One of our clients is looking for an experienced, self-driven Senior Data Engineer to design, implement and optimize their data pipeline in their Cloud-based Big Data platform.
- Design, build, optimize and maintain data pipelines from ingestion, processing to generating metrics/data required by the Business Operations team, product managers, and data scientists.
- Crystalize BI requirements with the business operations team and product managers. Identify the required data sources in collaboration with our development team.
- Data modeling of our data warehouse based on the source systems and business requirement and develop business reports.
- Optimization of our Hadoop/Spark-based processing framework and batch jobs for increased processing throughput, reliability, and accuracy.
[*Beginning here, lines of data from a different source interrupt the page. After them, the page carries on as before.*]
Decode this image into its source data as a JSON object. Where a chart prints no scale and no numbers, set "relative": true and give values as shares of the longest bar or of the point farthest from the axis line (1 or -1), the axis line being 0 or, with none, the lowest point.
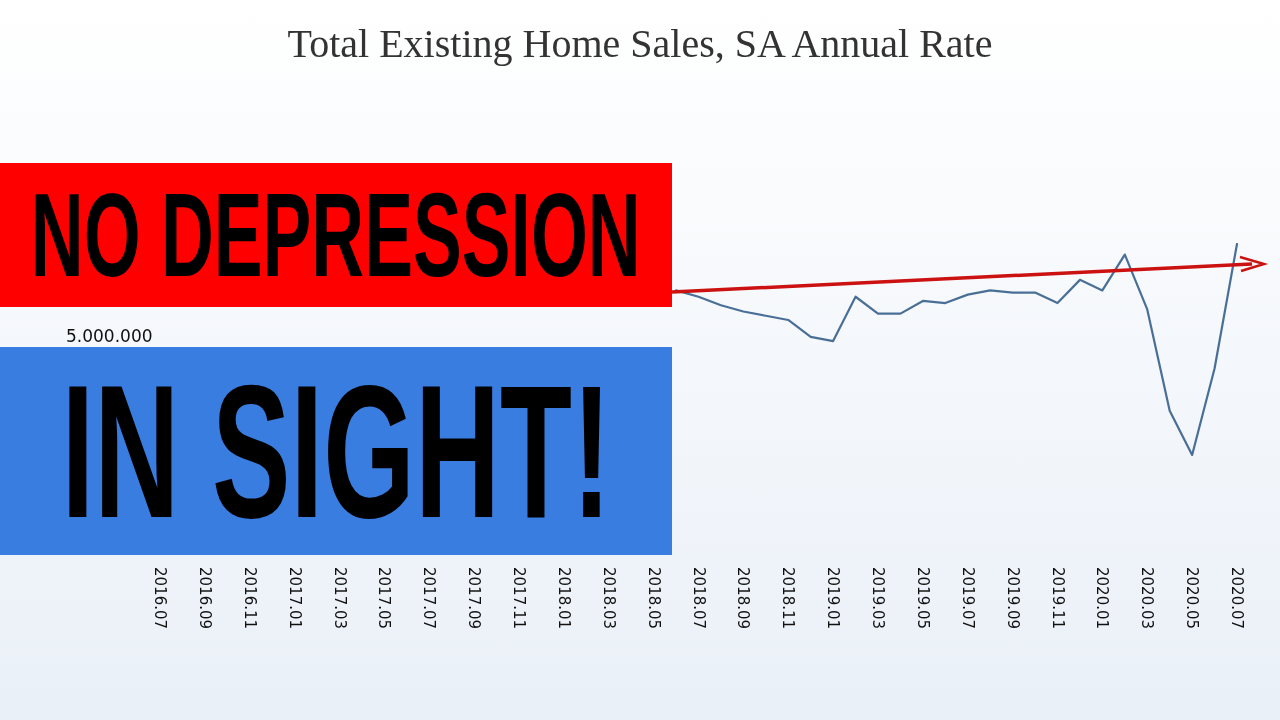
{
  "chart_data": {
    "type": "line",
    "title": "Total Existing Home Sales, SA Annual Rate",
    "categories": [
      "2016.07",
      null,
      "2016.09",
      null,
      "2016.11",
      null,
      "2017.01",
      null,
      "2017.03",
      null,
      "2017.05",
      null,
      "2017.07",
      null,
      "2017.09",
      null,
      "2017.11",
      null,
      "2018.01",
      null,
      "2018.03",
      null,
      "2018.05",
      null,
      "2018.07",
      null,
      "2018.09",
      null,
      "2018.11",
      null,
      "2019.01",
      null,
      "2019.03",
      null,
      "2019.05",
      null,
      "2019.07",
      null,
      "2019.09",
      null,
      "2019.11",
      null,
      "2020.01",
      null,
      "2020.03",
      null,
      "2020.05",
      null,
      "2020.07"
    ],
    "series": [
      {
        "color": "#4a6f96",
        "values": [
          null,
          null,
          null,
          null,
          null,
          null,
          null,
          null,
          null,
          null,
          null,
          null,
          null,
          null,
          null,
          null,
          null,
          null,
          null,
          null,
          null,
          null,
          null,
          0.78,
          0.75,
          0.71,
          0.68,
          0.66,
          0.64,
          0.56,
          0.54,
          0.75,
          0.67,
          0.67,
          0.73,
          0.72,
          0.76,
          0.78,
          0.77,
          0.77,
          0.72,
          0.83,
          0.78,
          0.95,
          0.69,
          0.21,
          0,
          0.41,
          1
        ]
      }
    ],
    "relative": true,
    "marker": "none",
    "line_style": "solid",
    "annotations": [
      "NO DEPRESSION",
      "IN SIGHT!",
      "5.000.000"
    ]
  }
}
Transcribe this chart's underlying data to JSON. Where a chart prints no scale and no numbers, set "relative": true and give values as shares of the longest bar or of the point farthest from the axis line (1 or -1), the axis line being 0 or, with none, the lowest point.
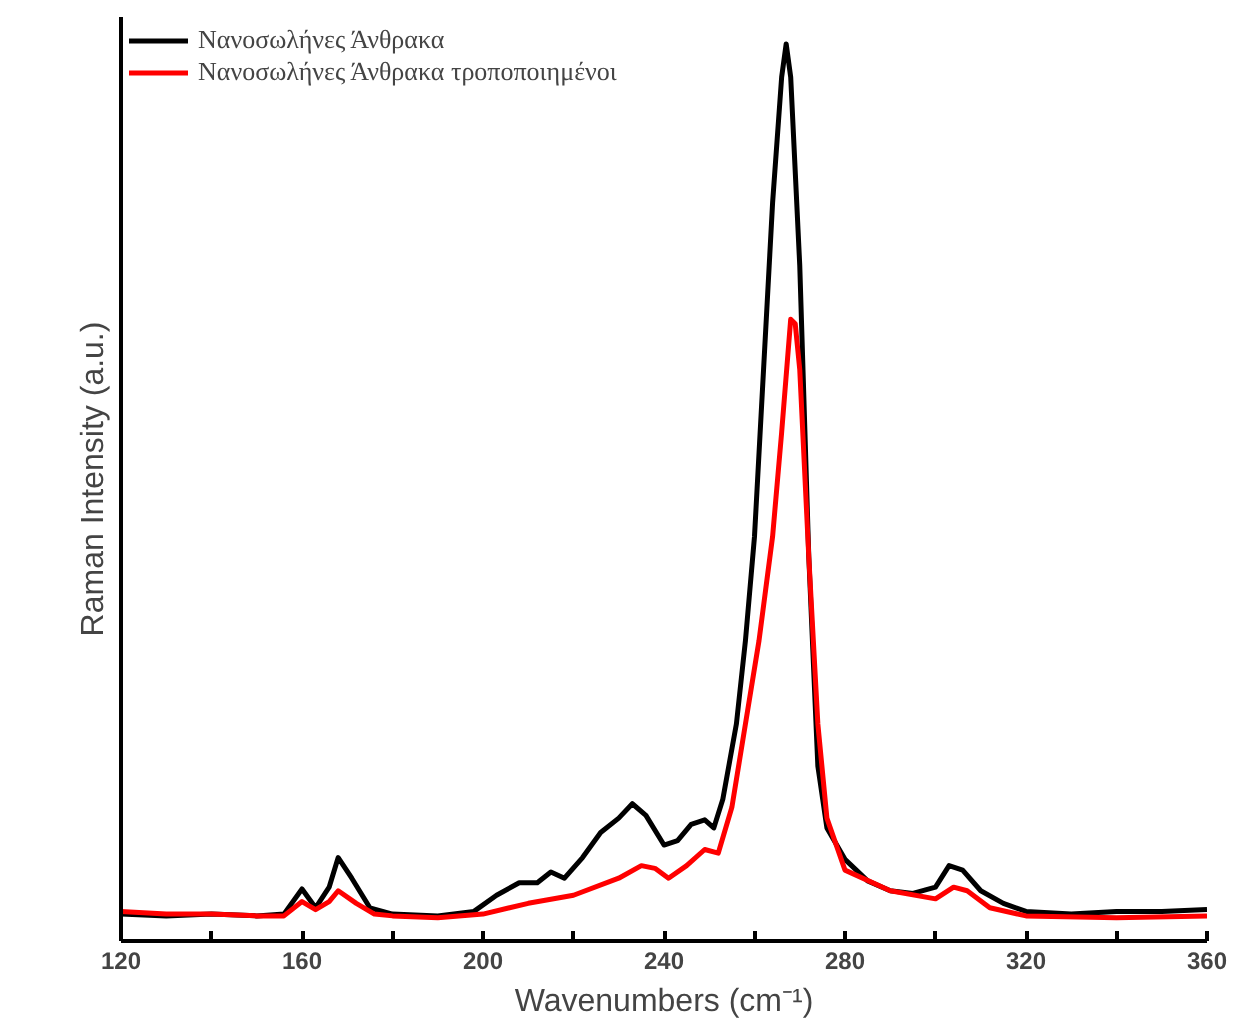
{
  "chart_data": {
    "type": "line",
    "relative": true,
    "xlabel": "Wavenumbers (cm⁻¹)",
    "ylabel": "Raman Intensity (a.u.)",
    "legend": "top left",
    "grid": false,
    "xlim": [
      120,
      360
    ],
    "xticks": [
      120,
      {
        "value": 140,
        "label": null
      },
      160,
      {
        "value": 180,
        "label": null
      },
      200,
      {
        "value": 220,
        "label": null
      },
      240,
      {
        "value": 260,
        "label": null
      },
      280,
      {
        "value": 300,
        "label": null
      },
      320,
      {
        "value": 340,
        "label": null
      },
      360
    ],
    "series": [
      {
        "name": "Νανοσωλήνες Άνθρακα",
        "color": "#000000",
        "x": [
          120,
          130,
          140,
          150,
          156,
          160,
          163,
          166,
          168,
          171,
          175,
          180,
          190,
          198,
          203,
          208,
          212,
          215,
          218,
          222,
          226,
          230,
          233,
          236,
          240,
          243,
          246,
          249,
          251,
          253,
          256,
          258,
          260,
          262,
          264,
          266,
          267,
          268,
          270,
          272,
          274,
          276,
          280,
          285,
          290,
          295,
          300,
          303,
          306,
          310,
          315,
          320,
          330,
          340,
          350,
          360
        ],
        "values": [
          0.03,
          0.028,
          0.03,
          0.028,
          0.03,
          0.058,
          0.037,
          0.06,
          0.093,
          0.07,
          0.037,
          0.03,
          0.028,
          0.033,
          0.051,
          0.065,
          0.065,
          0.077,
          0.07,
          0.093,
          0.121,
          0.137,
          0.153,
          0.14,
          0.107,
          0.112,
          0.13,
          0.135,
          0.126,
          0.158,
          0.242,
          0.335,
          0.451,
          0.637,
          0.823,
          0.963,
          1,
          0.963,
          0.753,
          0.428,
          0.195,
          0.126,
          0.091,
          0.067,
          0.056,
          0.053,
          0.06,
          0.084,
          0.079,
          0.056,
          0.042,
          0.033,
          0.03,
          0.033,
          0.033,
          0.035
        ]
      },
      {
        "name": "Νανοσωλήνες Άνθρακα τροποποιημένοι",
        "color": "#ff0000",
        "x": [
          120,
          130,
          140,
          150,
          156,
          160,
          163,
          166,
          168,
          172,
          176,
          180,
          190,
          200,
          210,
          220,
          230,
          235,
          238,
          241,
          245,
          249,
          252,
          255,
          258,
          261,
          264,
          266,
          268,
          269,
          270,
          272,
          274,
          276,
          280,
          290,
          300,
          304,
          307,
          312,
          320,
          340,
          360
        ],
        "values": [
          0.033,
          0.03,
          0.03,
          0.028,
          0.028,
          0.044,
          0.035,
          0.044,
          0.056,
          0.042,
          0.03,
          0.028,
          0.026,
          0.03,
          0.042,
          0.051,
          0.07,
          0.084,
          0.081,
          0.07,
          0.084,
          0.102,
          0.098,
          0.149,
          0.242,
          0.335,
          0.451,
          0.567,
          0.693,
          0.688,
          0.637,
          0.428,
          0.242,
          0.137,
          0.079,
          0.056,
          0.047,
          0.06,
          0.056,
          0.037,
          0.028,
          0.026,
          0.028
        ]
      }
    ]
  }
}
Desired qualifications and skills:
- Strong experience in ETL, simplify and optimize complex SQL.
- Hands on experience of Hadoop systems in particular Spark, Hive.
- Experience in system, performance optimization.
- Building analytics reports/dashboards for business stakeholders.
- Strong in SQL and familiar with Java, Scala programming languages.
- Hands on experience of Linux/Unix environment & Java VM.
- Master or bachelor degree or in computer science / information system or equivalent.
What we consider as an advantage:
- Experience of any BI reporting tool.
- Experience in building real-time data pipelines is a big plus.
- Knowledge data administration (such as Meta data, data quality, etc.) related framework and methodology.
- Knowledge or experience of mass data batch processing, streaming and machine learning.